This April 11 2016, after nearly a year of speculation, the tax authorities of Israel presented their final Circular regarding the taxation of foreign companies providing services through the internet to an audience in Israel.
Against the backdrop of global “public and political criticism regarding the failure to tax giant multinationals” the Tax Commissioner of Israel, Moshe Asher, early in 2015 already explained his intended approach in a draft of this Circular. At that occasion he pointed out that the need for effective taxation of the digital economy has been one of the prime concerns of OECD in its fights against Base Erosion Profit Shifting (BEPS).
The final Circular redefines what is considered a taxable “presence” of a foreign internet company in Israel.
The Circular also addresses the charge of VAT, which currently stands in Israel at a rate of 17 percent, on online transactions. Amendments to VAT law have been proposed in parallel, and once accepted would obligate foreign corporations which maintain digital business activity in relation to the Israeli market to register for Value Added Tax purposes.
Corporate Income Tax
A corporation resident of a tax treaty country signatory on a tax treaty with Israel will be taxable in Israel when activity is being performed though ‘permanent presence’ or 'representative'.
The actual presence of representation, the deemed presence of such a permanent establishment or a presence by way of determination of various elements such as where the server presence, use of office space in Israel by the foreign company provided by third parties or related local parties. Also preparatory and auxiliary activities in Israel, such as sales and marketing activities, by other parties or related parties may be considered a permanent establishment of the foreign internet company.
A mix of activities by a foreign internet company and a local (related) company in Israel – even if incidental - could potentially lead to taxation of a presumed economic presence of the foreign company. In respect of a ‘dependent agent’ in Israel, the Circular does favor a broader approach of interpretation than current global views. The Circular promotes a view that the "dealing with contracts by a representative for the foreign company" would include the managing of informal understandings binding the foreign company, which would include the handling of initial negotiations with potential clients depending on their substance and frequency.

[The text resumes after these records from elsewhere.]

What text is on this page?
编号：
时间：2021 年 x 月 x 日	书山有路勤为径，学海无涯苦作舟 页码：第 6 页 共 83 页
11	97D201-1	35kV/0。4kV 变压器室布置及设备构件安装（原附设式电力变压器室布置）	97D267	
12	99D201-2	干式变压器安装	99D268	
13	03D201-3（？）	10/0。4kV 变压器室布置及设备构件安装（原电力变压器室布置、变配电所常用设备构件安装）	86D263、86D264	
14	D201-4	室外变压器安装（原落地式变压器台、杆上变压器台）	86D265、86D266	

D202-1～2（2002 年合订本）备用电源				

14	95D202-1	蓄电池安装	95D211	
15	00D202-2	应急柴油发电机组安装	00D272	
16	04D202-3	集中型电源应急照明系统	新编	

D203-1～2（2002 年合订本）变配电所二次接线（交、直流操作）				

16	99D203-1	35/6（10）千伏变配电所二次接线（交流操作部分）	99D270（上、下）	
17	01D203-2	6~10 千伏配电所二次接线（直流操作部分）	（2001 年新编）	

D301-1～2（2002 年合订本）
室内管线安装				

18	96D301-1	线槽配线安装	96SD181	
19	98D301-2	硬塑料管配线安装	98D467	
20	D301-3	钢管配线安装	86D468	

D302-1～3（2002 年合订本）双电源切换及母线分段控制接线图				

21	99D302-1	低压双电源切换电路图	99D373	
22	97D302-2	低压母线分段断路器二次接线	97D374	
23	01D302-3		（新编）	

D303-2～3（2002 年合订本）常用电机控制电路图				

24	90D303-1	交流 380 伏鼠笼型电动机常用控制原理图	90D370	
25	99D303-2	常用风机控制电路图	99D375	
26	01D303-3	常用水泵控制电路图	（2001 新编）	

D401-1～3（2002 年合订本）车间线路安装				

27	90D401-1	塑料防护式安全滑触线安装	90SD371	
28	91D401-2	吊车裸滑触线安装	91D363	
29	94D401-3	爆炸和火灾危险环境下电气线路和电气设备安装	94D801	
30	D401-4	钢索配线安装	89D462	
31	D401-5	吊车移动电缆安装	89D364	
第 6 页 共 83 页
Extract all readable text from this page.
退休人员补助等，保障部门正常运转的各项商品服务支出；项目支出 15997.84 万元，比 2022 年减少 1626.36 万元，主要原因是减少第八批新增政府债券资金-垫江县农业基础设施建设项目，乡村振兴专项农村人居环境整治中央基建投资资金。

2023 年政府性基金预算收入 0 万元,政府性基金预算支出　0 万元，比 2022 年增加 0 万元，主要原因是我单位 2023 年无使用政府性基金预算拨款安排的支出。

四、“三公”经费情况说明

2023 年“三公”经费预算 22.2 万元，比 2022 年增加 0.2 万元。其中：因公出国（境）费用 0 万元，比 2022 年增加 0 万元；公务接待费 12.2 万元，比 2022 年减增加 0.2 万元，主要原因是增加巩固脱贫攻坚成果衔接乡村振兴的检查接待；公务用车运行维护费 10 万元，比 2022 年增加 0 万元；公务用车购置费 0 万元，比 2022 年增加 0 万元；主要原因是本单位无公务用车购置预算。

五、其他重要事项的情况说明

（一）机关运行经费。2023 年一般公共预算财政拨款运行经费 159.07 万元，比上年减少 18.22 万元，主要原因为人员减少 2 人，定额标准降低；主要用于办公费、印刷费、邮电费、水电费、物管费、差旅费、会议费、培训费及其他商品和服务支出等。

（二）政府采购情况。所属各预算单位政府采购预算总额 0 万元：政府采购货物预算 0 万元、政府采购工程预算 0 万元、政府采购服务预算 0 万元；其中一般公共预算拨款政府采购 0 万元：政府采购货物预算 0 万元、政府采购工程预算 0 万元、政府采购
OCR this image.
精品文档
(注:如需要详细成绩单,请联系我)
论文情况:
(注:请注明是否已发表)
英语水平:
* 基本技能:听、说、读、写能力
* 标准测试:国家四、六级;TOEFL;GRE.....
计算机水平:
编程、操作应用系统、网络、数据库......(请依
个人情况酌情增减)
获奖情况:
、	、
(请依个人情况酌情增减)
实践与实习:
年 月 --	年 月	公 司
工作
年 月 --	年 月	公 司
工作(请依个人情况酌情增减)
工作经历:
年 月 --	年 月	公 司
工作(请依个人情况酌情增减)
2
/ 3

ITA has authority to demand of domestic related party companies to obtain information regarding the activities in Israel, to the extent necessary to determine whether there a ‘permanent establishment’ exists and to determine a proper attribution of income thereto.
The Circular also addresses the obligation to charge VAT, which currently stands at a rate of 18 percent. A foreign corporation which maintains substantial business activity in Israel via the internet, shall be required to register for Value Added Tax and its transactions with its Israeli market shall be liable to Value Added Tax. Thus, for example, a foreign website operator which provides advertising services or brokerage involving clients in Israel, or users in Israel, will be required to register as an entrepreneur for VAT purposes and should charge VAT on its services.
A foreign company operating a website for booking cars or hotels to Israeli consumers would be required to register as a “dealer” for VAT purposes and charge VAT on its transactions with Israeli residents. This raises many questions, as at the end of the day the service of the car rental or the hotel stay is not provided in Israel and not subject to VAT in Israel. In the case of the operation of a search engine by a foreign company, the company must register for VAT in respect of the income generated from Israeli clients.
Finally, it is important to note that where a permanent establishment is deemed to exist for income tax purposes, the Circular adopts a presumption that the company will need to register for VAT as well. This, within an OECD context, has not yet been decided.
The Circular does not have the standing of legislation and is, to a degree, in contrast with modern accepted international taxation principles and even in contrast with the already quite progressive anti-tax planning recommendations by OECD of the BEPS project.
These developments are very significant, raise many questions/uncertainty and will trigger additional regulatory (administrative & tax) requirements to most foreign providers of a digital service or good in(-to) Israel.